A witness told the International Criminal Court (ICC) Joshua arap Sang used to broadcast messages of peace and advocate for the Kalenjin to coexist with people from other ethnic groups, while also broadcasting messages inciting the Kalenjin against the Kikuyu.
Witness 800 said this while being cross-examined by Sang’s lawyer, Joseph Kipchumba Kigen-Katwa on Wednesday. Kigen-Katwa spent much of the day playing a selection of radio broadcasts featuring Sang and other radio presenters while asking the witness to confirm the nature of the broadcasts or whether he heard them before.
Sang was the star presenter of Kass FM, a radio station that broadcasts in the Kalenjin language. He is on trial on three counts of crimes against humanity for his alleged role in the violence that followed the December 2007 presidential poll. His co-accused is Deputy President William Samoei Ruto, who also faces three counts of crimes against humanity.
During Wednesday’s proceedings, it emerged that Witness 800 regularly listened to Kass FM between 2005 and 2012. Following on that, at one point Kigen-Katwa asked the witness whether he heard Sang explicitly ask the Kalenjin to coexist with other ethnic groups.

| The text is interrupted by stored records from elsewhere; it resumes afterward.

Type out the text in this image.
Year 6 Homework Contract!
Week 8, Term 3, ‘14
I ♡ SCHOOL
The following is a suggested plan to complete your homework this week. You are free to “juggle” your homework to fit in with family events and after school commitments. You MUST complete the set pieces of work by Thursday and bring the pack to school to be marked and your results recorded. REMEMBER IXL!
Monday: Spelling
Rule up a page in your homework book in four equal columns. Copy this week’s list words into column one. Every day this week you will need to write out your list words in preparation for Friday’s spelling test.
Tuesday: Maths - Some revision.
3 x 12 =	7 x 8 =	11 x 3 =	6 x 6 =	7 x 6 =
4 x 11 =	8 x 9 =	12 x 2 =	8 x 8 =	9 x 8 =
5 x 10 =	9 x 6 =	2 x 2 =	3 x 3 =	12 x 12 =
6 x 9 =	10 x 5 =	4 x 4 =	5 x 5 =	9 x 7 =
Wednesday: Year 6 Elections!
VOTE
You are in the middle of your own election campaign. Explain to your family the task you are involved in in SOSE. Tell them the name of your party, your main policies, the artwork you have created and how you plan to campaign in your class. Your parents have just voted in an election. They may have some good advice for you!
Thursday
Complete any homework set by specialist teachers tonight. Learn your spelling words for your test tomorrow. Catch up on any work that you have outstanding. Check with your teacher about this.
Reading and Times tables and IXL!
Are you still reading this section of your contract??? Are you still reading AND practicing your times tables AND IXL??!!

The witness said yes, but he went on to elaborate, saying he heard Sang call on the Kalenjin to live with others but also incite them against others.
“So the Sang of the right part that he was speaking clearly on air, would speak on coexistence, the need to stop the war and so forth. But when he turns to be the Sang of the idioms that has a hidden meaning then you will get a different message,” said Witness 800.
During the second session of Wednesday’s proceedings, Kigen-Katwa asked Witness 800 about a Kalenjin song called “Kimi beek kwenet,” which translates to mean “we are in the middle of the sea.” He questioned Witness 800 about it because the witness had told the prosecution in his statement that Sang frequently played this song on his show on Kass FM to incite Kalenjins against the Kikuyu.
Kigen-Katwa asked the witness whether in the song’s lyrics there was any mention of Kalenjins or Kikuyus. The witness said no. Kigen-Katwa asked the witness whether in the lyrics there is mention of Kenya or any other country. The witness said there isn’t. Kigen-Katwa asked whether in the song there was mention of HIV/AIDS. The witness said in the part of the song he knows there is no mention of it.
After several other questions along the same line, Kigen-Katwa then had portions of an 11-minute video of the song played. In the portions he played there was mention of other African countries, HIV/AIDS, and other things in Kalenjin. After each section of the song he played, Kigen-Katwa read out a translation of the lyrics, which the witness accepted is what the singer was singing about. (The song can be heard here.)
Kigen-Katwa asked the witness whether after listening to the song at length he still maintained he had listened to the song. The witness said yes. He said that on Kass FM the song was not played in full, and only parts of it were played.
“My testimony is about the hidden meaning and how that song was used at that time. I have no problem with your translation,” Witness 800 said.
Earlier, Witness 800 had explained that he understood the chorus of the song, “we are in the middle of the sea” to have a hidden meaning. He said the “we” referred to the Kalenjin and the song meant that the Kalenjin will remain in the middle of the sea unless they took the power that was at the other end of the sea. He said he understood the song to also be saying that the Kalenjin were being kept in the middle of the sea by non-Kalenjin groups.
At the end of the day’s proceedings, senior trial lawyer Anton Steynberg reexamined the witness. He began by recalling that on several occasions during the cross-examination by Ruto’s lawyer, Shyamala Alagendra, it was suggested that the witness agreed to testify at the ICC to get money and benefits.
“Did you in fact make money from the ICC?” asked Steynberg.
“No,” Witness 800 replied.
Some of Steynberg’s other questions were asked in private session. When the court returned to open session, Steynberg asked the witness whether people called into Sang’s radio show using pseudonyms. The witness said that happened. He was asked to give examples. He gave one name, Tindinyo, which he said was Kalenjin for bad person. Steynberg concluded his reexamination by asking the witness to give his interpretation of a sentence in one of Sang’s broadcasts. Witness 800 then concluded his testimony and was discharged from court.
Witness 658 is scheduled to begin testifying on Thursday.